I never knew that Georgia and Wisconsin were the only two states that required SAT or ACT scores for admission to two-year colleges. Now, it looks like it'll be only Wisconsin:
Georgia is looking to lure more high school students into college with a pilot program that waives SAT or ACT scores as a requirement for admission to many of the state's two-year and smaller four-year colleges...The experimental program was spurred by three developments, said Daniel S. Papp, the University System of Georgia's senior vice chancellor for academics and fiscal affairs:
• A Board of Regents recommendation to increase access to higher education in the state, particularly at two-year colleges...
• A national study showed that Georgia and Wisconsin were the only states that used the admissions tests at two-year colleges.
• An analysis of academic performance concluded a student's high-school grade-point average was a more accurate predictor of a college freshman's grades in two-year colleges than the student's SAT or ACT scores.

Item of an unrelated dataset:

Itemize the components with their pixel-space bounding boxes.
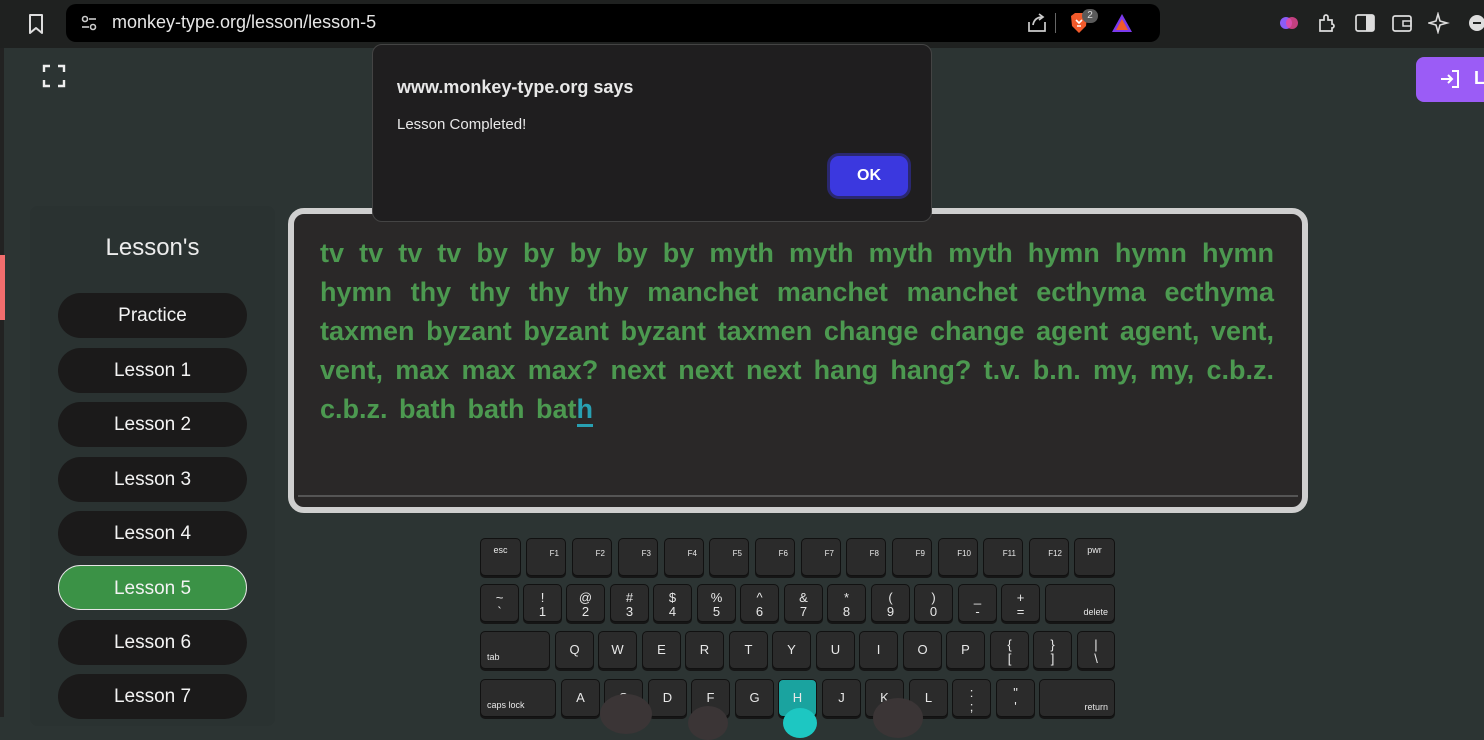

"If the SAT or ACT doesn't add anything to our decision regarding who to admit at our two-year colleges, then why require it?" Papp said.
Why, indeed? I'd be more interested in asking the question of why it doesn't add anything over and above grades, since it usually does (to my knowledge). Certainly, the SAT loses predictability when the college class is relatively homogenous, so if the typical two-year college freshman class is of a fairly narrow range of ability, the SAT would have less predictive power. I think it's certainly possible that many of the high-SAT folks go to four-year colleges, even if they have mediocre grades.
Also, two-year college courses could be fairly similar in structure and to high-school courses, so there might be a higher correlation than you see with four-year colleges.